Mid•west  (mĭd-wĕst′) \ n. / 1. Breadbasket of America centrally located in the middle of nowhere.  2. The choking-on-air-at-2am-feeling of corn pollen entering through your empty window. 3. The sound of all too much silence, a silence that makes city people nervous.  4. A region where simplicity is not taken for granted. 5. Where the trust fund porcelain men graze in their vineyard vines. 6. Where green floods. 7. Where nothingness can overwhelm you.  8. An area of the United States where drowning in a silo is considered an honorable death. 9. Where it’s important to know the word silo. 10. An area so open, yet miniscule- are your lungs hurting yet?  11. Will I ever be able to breathe here? 12. What if it never gets better? 13. It’s normal to not adjust all at once. 14. College can’t be everything you expected it to. 15. You’re here to get an education, not to have fun.  16. I can’t tell you what to do- this is your decision. 17. It’s like being thirsty, and they keep giving you corn. 18. My chest feels so different here. 19. I understand what my therapist meant the day she told me your body remembers time and space.  20. I know I’m 5,400 feet lower, but I didn’t expect to feel this low. 21. Maybe I can make peace here. 22. How do you tell an ear and a shuck to take their hands off your throat? 23. Did you know most of the corn isn’t suitable for human consumption? 24.  My professor sent me a late night email telling me my words have been troubling him lately. 25. That I am the kind of student the school wants- that he doesn’t want to see me go. 26. He gave me a spoonful of pawpaw before the seasons changed. 27. He wants me to feel welcome here.  28. He talks about the rise of populism- he says he is the kind of man to worry about Montana’s fate. 29. I think I would miss the nights of lying on the steamy concrete, wondering how it’s possible for such a big person to inhabit such little space. 30. Maybe you don’t have to be native to a land to let your lungs breathe there.                             


Author’s Note

Transitioning from living in the mountainous state of Colorado to the flat lands of Illinois has been a new experience- both physically, as well as emotionally.  Freshman year of college is all about new experiences, and moving to the Midwest was surprising, in that I started noticing the absence of things I took for granted in Colorado.  Change in landscape greatly affects mood, and in my poem Midwest, I wanted to convey all of the different feelings of being a freshman in a new state, while using a constraint.  I spent several late autumn nights choking on corn pollen in my dorm,and in many ways- I felt stuck.  The poem is guided by a constraint in that it is a set of definitions, but I found that the power in that poem is that I was able to define the Midwest in my own way- giving me a sense of control over my landscape.  

 

Yovana Milosevic is a mixed mode poet from Denver, Colorado.

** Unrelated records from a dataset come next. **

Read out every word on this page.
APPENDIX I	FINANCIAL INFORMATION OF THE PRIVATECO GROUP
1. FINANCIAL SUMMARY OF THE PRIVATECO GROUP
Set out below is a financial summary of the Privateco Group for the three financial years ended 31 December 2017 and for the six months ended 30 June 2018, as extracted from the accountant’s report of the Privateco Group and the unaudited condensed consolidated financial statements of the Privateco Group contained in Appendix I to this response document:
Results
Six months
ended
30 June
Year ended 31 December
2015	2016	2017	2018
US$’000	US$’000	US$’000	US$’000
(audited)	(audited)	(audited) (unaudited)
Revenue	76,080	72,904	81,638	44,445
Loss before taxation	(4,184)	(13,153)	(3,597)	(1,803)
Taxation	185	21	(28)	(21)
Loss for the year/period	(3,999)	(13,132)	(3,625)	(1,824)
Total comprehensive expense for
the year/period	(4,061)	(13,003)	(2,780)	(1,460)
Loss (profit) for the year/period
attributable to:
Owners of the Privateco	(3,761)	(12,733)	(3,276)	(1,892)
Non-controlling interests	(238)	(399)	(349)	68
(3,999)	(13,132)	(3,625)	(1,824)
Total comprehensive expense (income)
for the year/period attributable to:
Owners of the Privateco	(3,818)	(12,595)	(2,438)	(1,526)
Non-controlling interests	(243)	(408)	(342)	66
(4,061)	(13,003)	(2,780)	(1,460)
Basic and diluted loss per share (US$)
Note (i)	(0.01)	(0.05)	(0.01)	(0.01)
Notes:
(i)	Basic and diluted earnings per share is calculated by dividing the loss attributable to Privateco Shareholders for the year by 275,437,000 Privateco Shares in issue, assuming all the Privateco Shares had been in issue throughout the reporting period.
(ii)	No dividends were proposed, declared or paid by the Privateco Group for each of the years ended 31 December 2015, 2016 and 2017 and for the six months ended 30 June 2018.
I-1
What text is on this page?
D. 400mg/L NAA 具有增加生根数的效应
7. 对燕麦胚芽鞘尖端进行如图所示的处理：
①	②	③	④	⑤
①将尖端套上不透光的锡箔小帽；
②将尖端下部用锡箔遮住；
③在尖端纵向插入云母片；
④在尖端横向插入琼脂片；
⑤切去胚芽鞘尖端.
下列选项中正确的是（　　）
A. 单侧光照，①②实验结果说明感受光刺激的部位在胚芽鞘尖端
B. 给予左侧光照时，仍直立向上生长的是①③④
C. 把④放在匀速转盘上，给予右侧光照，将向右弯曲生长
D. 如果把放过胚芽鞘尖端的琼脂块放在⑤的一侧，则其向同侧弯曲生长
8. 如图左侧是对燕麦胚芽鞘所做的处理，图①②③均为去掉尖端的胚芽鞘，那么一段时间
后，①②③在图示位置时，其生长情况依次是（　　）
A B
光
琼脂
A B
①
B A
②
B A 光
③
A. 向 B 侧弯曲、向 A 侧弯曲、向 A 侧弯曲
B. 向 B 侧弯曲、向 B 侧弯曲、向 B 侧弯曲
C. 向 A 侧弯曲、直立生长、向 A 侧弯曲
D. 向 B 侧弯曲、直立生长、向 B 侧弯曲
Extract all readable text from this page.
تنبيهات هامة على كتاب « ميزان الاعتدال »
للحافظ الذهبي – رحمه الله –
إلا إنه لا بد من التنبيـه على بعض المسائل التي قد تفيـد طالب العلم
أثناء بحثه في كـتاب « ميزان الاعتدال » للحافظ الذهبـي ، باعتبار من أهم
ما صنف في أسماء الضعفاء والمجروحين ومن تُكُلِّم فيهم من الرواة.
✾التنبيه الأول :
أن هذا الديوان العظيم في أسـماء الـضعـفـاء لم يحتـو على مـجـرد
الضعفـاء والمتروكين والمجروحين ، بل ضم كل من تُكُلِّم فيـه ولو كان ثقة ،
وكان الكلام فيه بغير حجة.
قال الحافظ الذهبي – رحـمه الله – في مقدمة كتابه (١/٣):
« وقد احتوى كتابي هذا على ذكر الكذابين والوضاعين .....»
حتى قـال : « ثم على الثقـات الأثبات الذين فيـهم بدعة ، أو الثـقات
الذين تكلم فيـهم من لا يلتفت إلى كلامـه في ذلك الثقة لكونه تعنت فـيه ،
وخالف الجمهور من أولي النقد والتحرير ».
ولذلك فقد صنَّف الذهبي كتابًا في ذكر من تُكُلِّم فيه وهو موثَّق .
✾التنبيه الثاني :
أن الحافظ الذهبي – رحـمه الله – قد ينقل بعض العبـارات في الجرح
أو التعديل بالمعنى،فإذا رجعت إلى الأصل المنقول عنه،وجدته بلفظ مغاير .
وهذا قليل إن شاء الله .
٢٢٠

She is Serbian and Roma, experimenting with the multiplicity of her cultures through poetry-- specifically poetry that elevates womxn. Yovana currently attends Illinois Wesleyan University and is majoring in English-Writing with a minor in Advocacy and Non-Profit Management. She will be applying to graduate programs in the fall and is eager to start her life as a professional poet.